While collating information from publications about the man and his exploits, I found understandable diversity in the motivations ascribed his actions and deeds but could not comprehend the reasons for differences in affirmations of fact. For example, until recently Ibn Saud's birth was widely accepted to have been in the year 1880, although two contemporaries who talked with him and later wrote about their experiences, Gertrude Bell and Amin Rihani, indicate without ambiguity that the year was 1876. Lacey must be commended for obtaining confirmation of this date. But like other authors he overlooks explicit statements about the age of the Saudi ruler in these earlier publications, although quoting from both of them on other matters.
I found it expedient in recounting the achievements of this remarkable man to discuss the Saudi state during Ibn Saud's lifetime - its nature, growth, and survival in spite of grave difficulties. His masterly handling of foreign relations is reviewed at some length. I relate how the first concessions were acquired and the effects of the discovery of oil in commercial quantities on the economy of this then mainly pastoral state, for without the exploitation of this vast store of energy his sons would not govern today.
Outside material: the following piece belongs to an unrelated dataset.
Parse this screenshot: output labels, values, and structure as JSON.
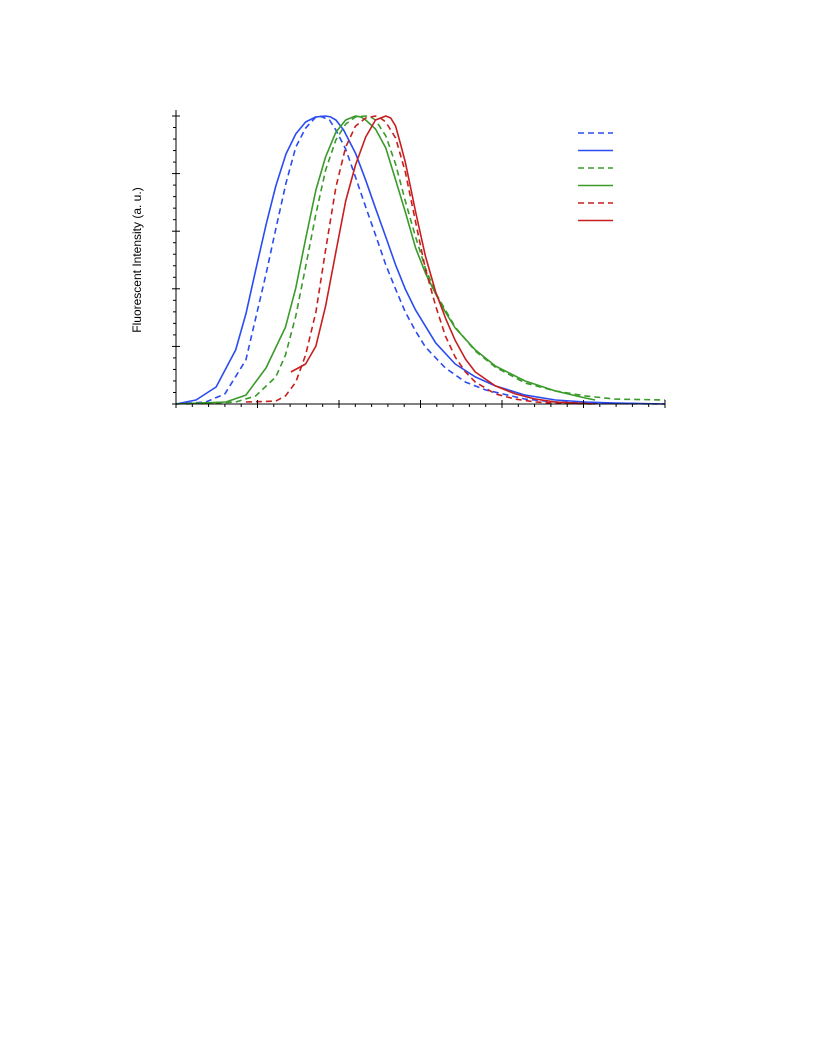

The third and last portion of the main text is an attempt to depict the man as his contemporaries saw him and to evaluate his work. It is followed by notes enlarging on or explaining thirty-one items of interest. Three essays to enlighten the general reader and seven brief biographies or sketches of contemporaries important in Ibn Saud's career are appended along with an annotated bibliography. In this work, judgments regarding the man and opinions concerning the writings about him and his contemporaries are my own. Quantum animis erroris in est.